Ce MOOC s’inspire des écrits de Rosabeth Moss Kanter, professeur en management à la Harvard Business School et auteur de nombreux ouvrages relatifs à la conduite du changement. Selon Rosabeth Moss Kanter, la créativité dans une entreprise est alimentée par l’interconnexion de ses parties prenantes internes et externes. Il faut multiplier les occasions d’être en contact avec le travail des autres, en prenant connaissance des besoins exprimés par les collaborateurs et les clients et en discutant de manière ouverte des enjeux soulevés. Il est aussi important de favoriser les échanges à l’extérieur de l’entreprise afin d’explorer ce qui se fait ailleurs et entrer en contact avec des idées et des méthodes de travail différentes (participer à des formations, assister à des colloques, créer des groupes de codéveloppement…).

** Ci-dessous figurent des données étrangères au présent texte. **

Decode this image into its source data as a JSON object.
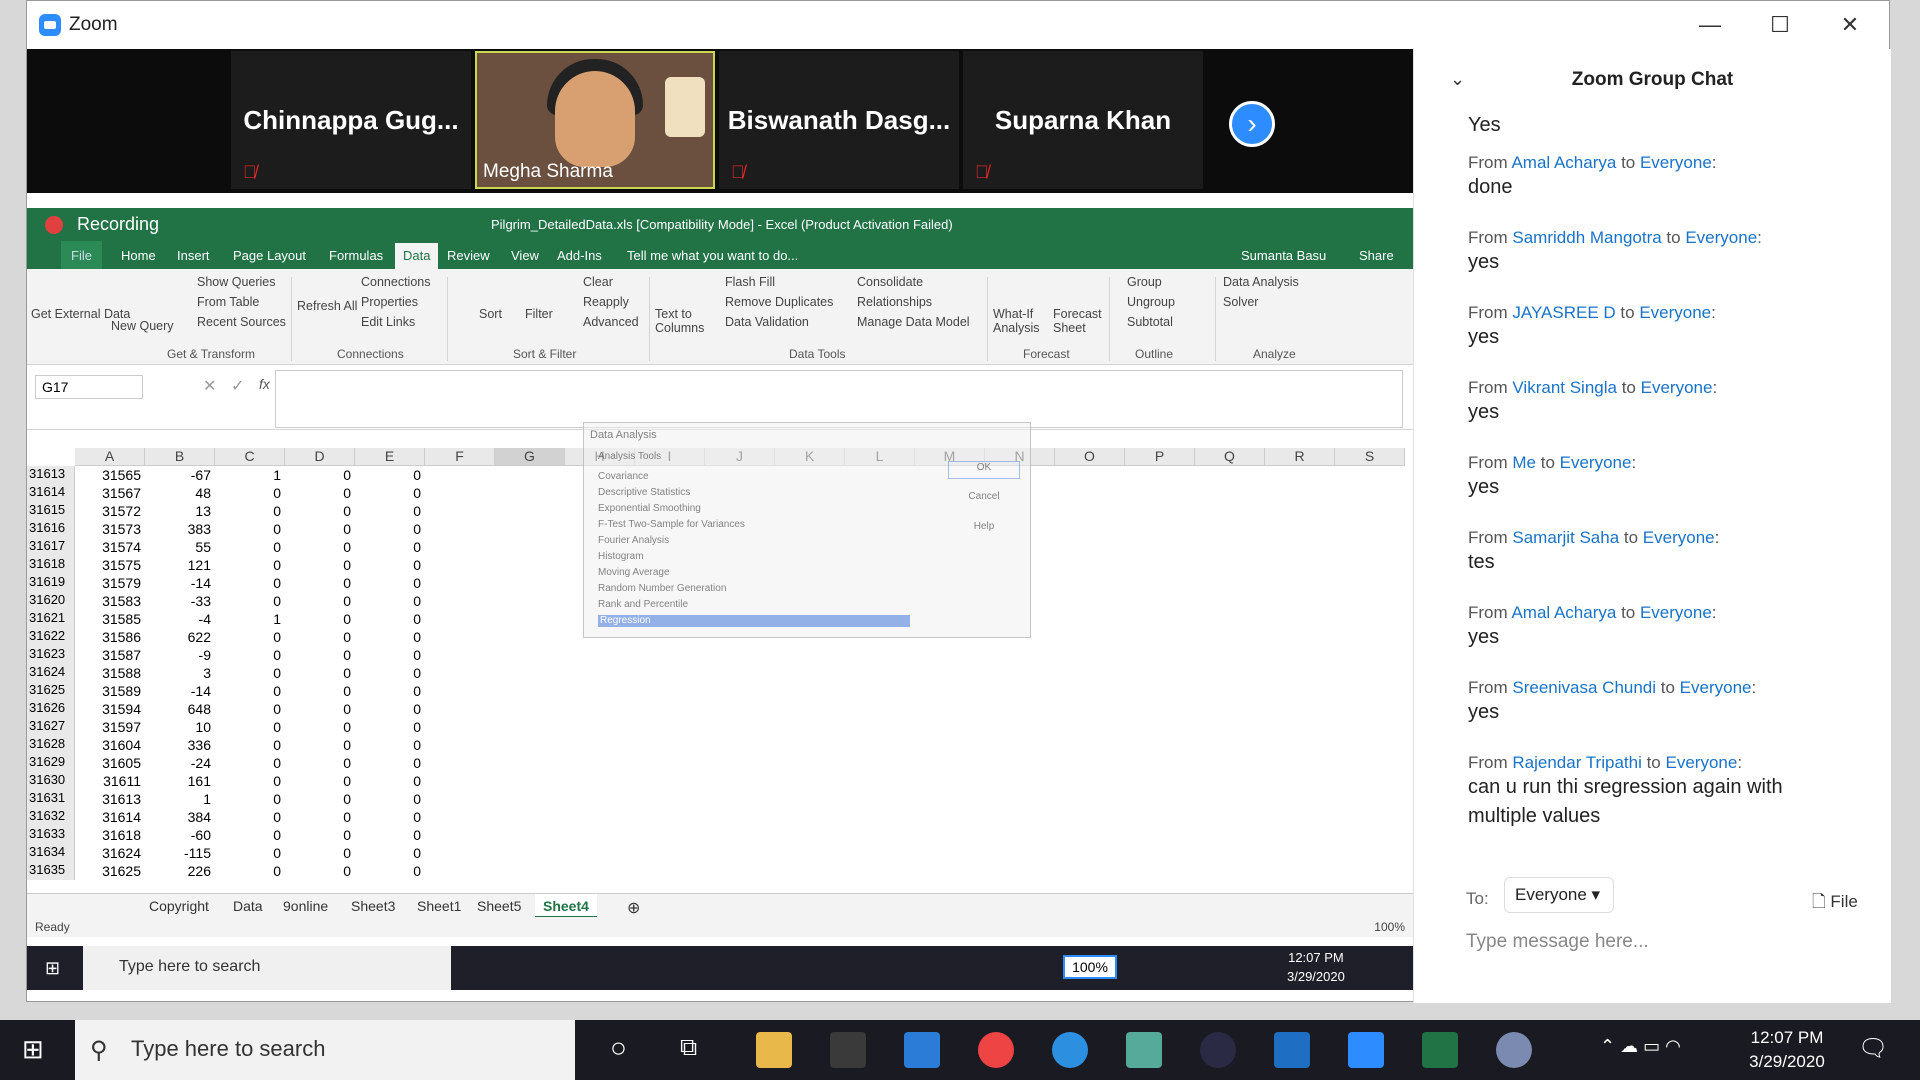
{
  "zoom": {
    "title": "Zoom",
    "participants": [
      {
        "name": "Chinnappa  Gug...",
        "muted": true
      },
      {
        "name": "Megha Sharma",
        "muted": false,
        "video": true
      },
      {
        "name": "Biswanath  Dasg...",
        "muted": true
      },
      {
        "name": "Suparna Khan",
        "muted": true
      }
    ]
  },
  "excel": {
    "recording": "Recording",
    "title": "Pilgrim_DetailedData.xls  [Compatibility Mode] - Excel (Product Activation Failed)",
    "tabs": [
      "File",
      "Home",
      "Insert",
      "Page Layout",
      "Formulas",
      "Data",
      "Review",
      "View",
      "Add-Ins"
    ],
    "tell_me": "Tell me what you want to do...",
    "user": "Sumanta Basu",
    "share": "Share",
    "ribbon": {
      "get_external": "Get External Data",
      "new_query": "New Query",
      "show_queries": "Show Queries",
      "from_table": "From Table",
      "recent_sources": "Recent Sources",
      "get_transform": "Get & Transform",
      "refresh_all": "Refresh All",
      "connections": "Connections",
      "properties": "Properties",
      "edit_links": "Edit Links",
      "connections_grp": "Connections",
      "sort": "Sort",
      "filter": "Filter",
      "clear": "Clear",
      "reapply": "Reapply",
      "advanced": "Advanced",
      "sort_filter": "Sort & Filter",
      "text_to_columns": "Text to Columns",
      "flash_fill": "Flash Fill",
      "remove_duplicates": "Remove Duplicates",
      "data_validation": "Data Validation",
      "consolidate": "Consolidate",
      "relationships": "Relationships",
      "manage_model": "Manage Data Model",
      "data_tools": "Data Tools",
      "what_if": "What-If Analysis",
      "forecast_sheet": "Forecast Sheet",
      "forecast": "Forecast",
      "group": "Group",
      "ungroup": "Ungroup",
      "subtotal": "Subtotal",
      "outline": "Outline",
      "data_analysis": "Data Analysis",
      "solver": "Solver",
      "analyze": "Analyze"
    },
    "name_box": "G17",
    "fx": "fx",
    "columns": [
      "A",
      "B",
      "C",
      "D",
      "E",
      "F",
      "G",
      "H",
      "I",
      "J",
      "K",
      "L",
      "M",
      "N",
      "O",
      "P",
      "Q",
      "R",
      "S"
    ],
    "rows": [
      [
        "31613",
        "31565",
        "-67",
        "1",
        "0",
        "0"
      ],
      [
        "31614",
        "31567",
        "48",
        "0",
        "0",
        "0"
      ],
      [
        "31615",
        "31572",
        "13",
        "0",
        "0",
        "0"
      ],
      [
        "31616",
        "31573",
        "383",
        "0",
        "0",
        "0"
      ],
      [
        "31617",
        "31574",
        "55",
        "0",
        "0",
        "0"
      ],
      [
        "31618",
        "31575",
        "121",
        "0",
        "0",
        "0"
      ],
      [
        "31619",
        "31579",
        "-14",
        "0",
        "0",
        "0"
      ],
      [
        "31620",
        "31583",
        "-33",
        "0",
        "0",
        "0"
      ],
      [
        "31621",
        "31585",
        "-4",
        "1",
        "0",
        "0"
      ],
      [
        "31622",
        "31586",
        "622",
        "0",
        "0",
        "0"
      ],
      [
        "31623",
        "31587",
        "-9",
        "0",
        "0",
        "0"
      ],
      [
        "31624",
        "31588",
        "3",
        "0",
        "0",
        "0"
      ],
      [
        "31625",
        "31589",
        "-14",
        "0",
        "0",
        "0"
      ],
      [
        "31626",
        "31594",
        "648",
        "0",
        "0",
        "0"
      ],
      [
        "31627",
        "31597",
        "10",
        "0",
        "0",
        "0"
      ],
      [
        "31628",
        "31604",
        "336",
        "0",
        "0",
        "0"
      ],
      [
        "31629",
        "31605",
        "-24",
        "0",
        "0",
        "0"
      ],
      [
        "31630",
        "31611",
        "161",
        "0",
        "0",
        "0"
      ],
      [
        "31631",
        "31613",
        "1",
        "0",
        "0",
        "0"
      ],
      [
        "31632",
        "31614",
        "384",
        "0",
        "0",
        "0"
      ],
      [
        "31633",
        "31618",
        "-60",
        "0",
        "0",
        "0"
      ],
      [
        "31634",
        "31624",
        "-115",
        "0",
        "0",
        "0"
      ],
      [
        "31635",
        "31625",
        "226",
        "0",
        "0",
        "0"
      ]
    ],
    "dialog": {
      "title": "Data Analysis",
      "label": "Analysis Tools",
      "items": [
        "Covariance",
        "Descriptive Statistics",
        "Exponential Smoothing",
        "F-Test Two-Sample for Variances",
        "Fourier Analysis",
        "Histogram",
        "Moving Average",
        "Random Number Generation",
        "Rank and Percentile",
        "Regression"
      ],
      "ok": "OK",
      "cancel": "Cancel",
      "help": "Help"
    },
    "sheets": [
      "Copyright",
      "Data",
      "9online",
      "Sheet3",
      "Sheet1",
      "Sheet5",
      "Sheet4"
    ],
    "active_sheet": "Sheet4",
    "status": "Ready",
    "zoom_pct": "100%"
  },
  "inner_taskbar": {
    "search": "Type here to search",
    "time": "12:07 PM",
    "date": "3/29/2020",
    "zoom": "100%"
  },
  "chat": {
    "title": "Zoom Group Chat",
    "first": "Yes",
    "messages": [
      {
        "from": "Amal Acharya",
        "to": "Everyone",
        "text": "done"
      },
      {
        "from": "Samriddh Mangotra",
        "to": "Everyone",
        "text": "yes"
      },
      {
        "from": "JAYASREE D",
        "to": "Everyone",
        "text": "yes"
      },
      {
        "from": "Vikrant Singla",
        "to": "Everyone",
        "text": "yes"
      },
      {
        "from": "Me",
        "to": "Everyone",
        "text": "yes"
      },
      {
        "from": "Samarjit Saha",
        "to": "Everyone",
        "text": "tes"
      },
      {
        "from": "Amal Acharya",
        "to": "Everyone",
        "text": "yes"
      },
      {
        "from": "Sreenivasa Chundi",
        "to": "Everyone",
        "text": "yes"
      },
      {
        "from": "Rajendar Tripathi",
        "to": "Everyone",
        "text": "can u run thi sregression again with multiple values"
      }
    ],
    "to_label": "To:",
    "recipient": "Everyone",
    "file": "File",
    "placeholder": "Type message here..."
  },
  "taskbar": {
    "search": "Type here to search",
    "time": "12:07 PM",
    "date": "3/29/2020"
  },
  "colors": {
    "excel_green": "#217346",
    "zoom_blue": "#2d8cff",
    "chat_link": "#1a73c8"
  }
}
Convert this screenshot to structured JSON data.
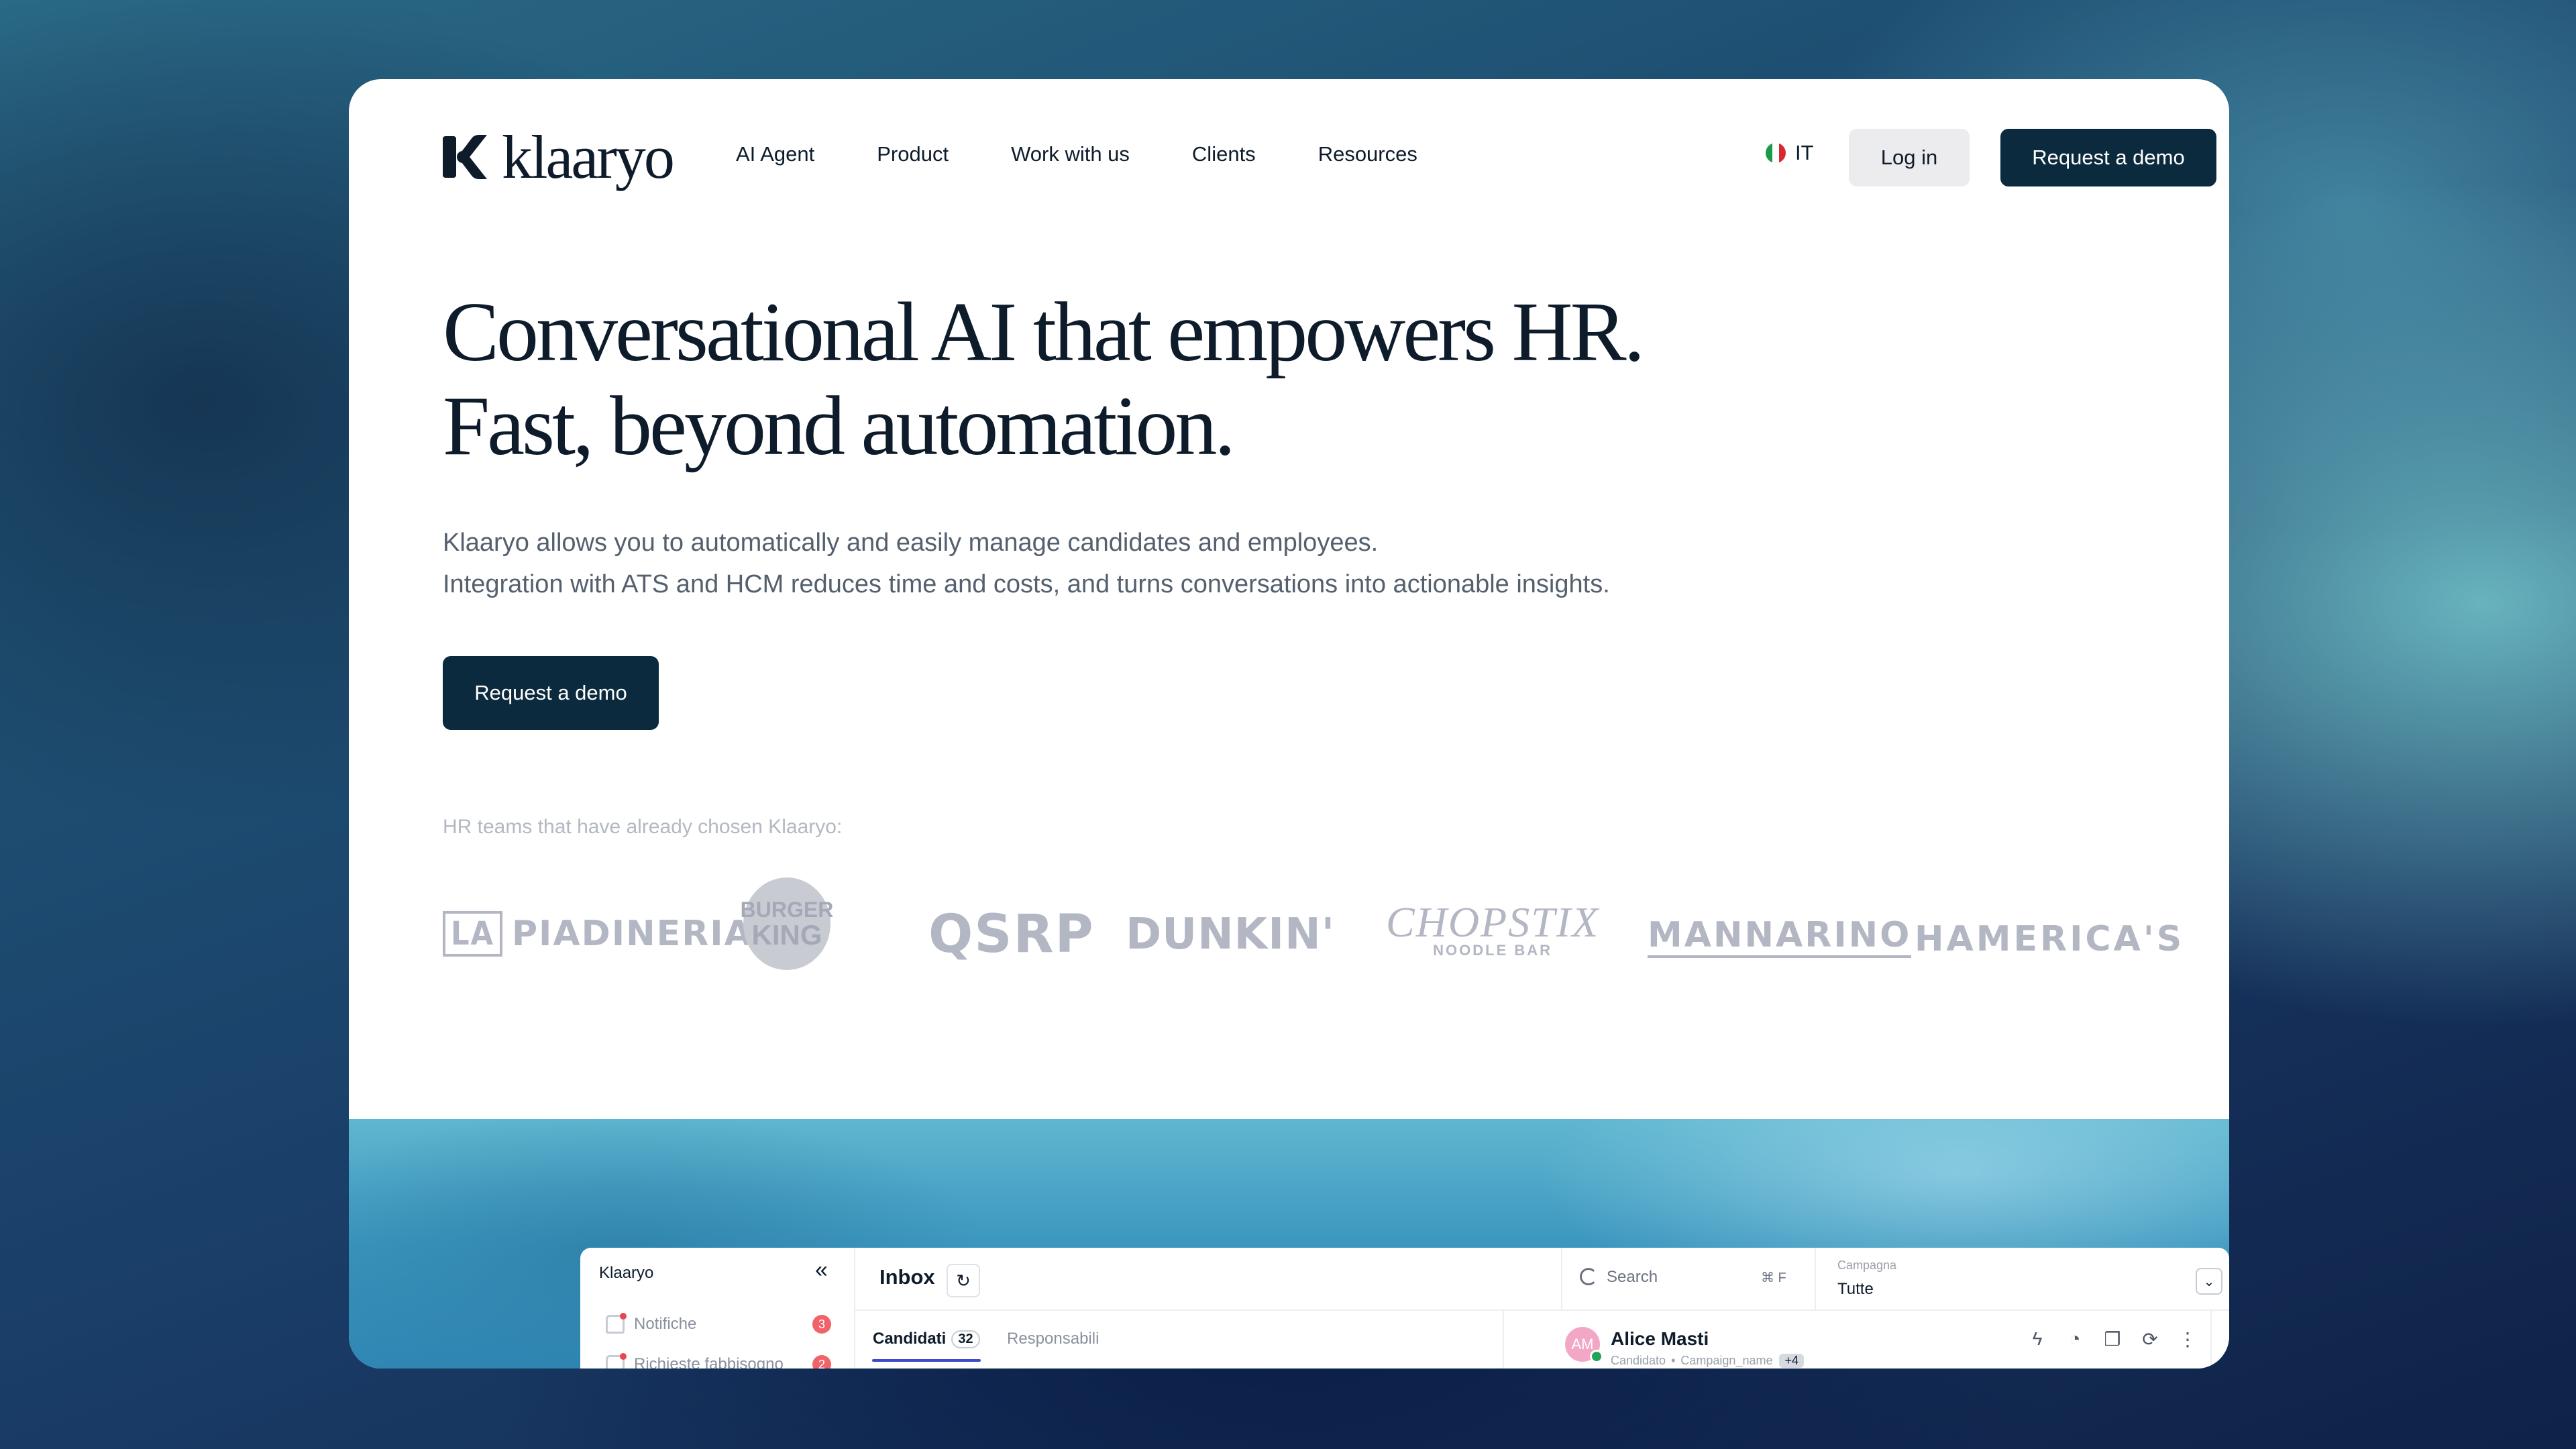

Pour Rosabeth Moss Kanter, le manager doit faciliter l’implication et la motivation des collaborateurs face au changement. Un manager facilitateur de changement encourage le partage des connaissances et l’apprentissage organisationnel et motive les collaborateurs à mettre à profit leur savoir et leurs talents pour contribuer pleinement à l’atteinte des objectifs de l’entreprise.

L’accélération du changement dans notre environnement a favorisé un mouvement permanent qui nous embarque individuellement et collectivement, inexorablement. Notre capacité à accepter ce mouvement et enclencher une véritable dynamique intrinsèque de changement, conscientisée et audacieuse, rend l’aventure encore plus forte et engageante. Comme une invitation à se réinventer, chaque jour, par petite touche, et à faire grandir ceux qui nous sont proches, dans la sphère privée comme professionnelle.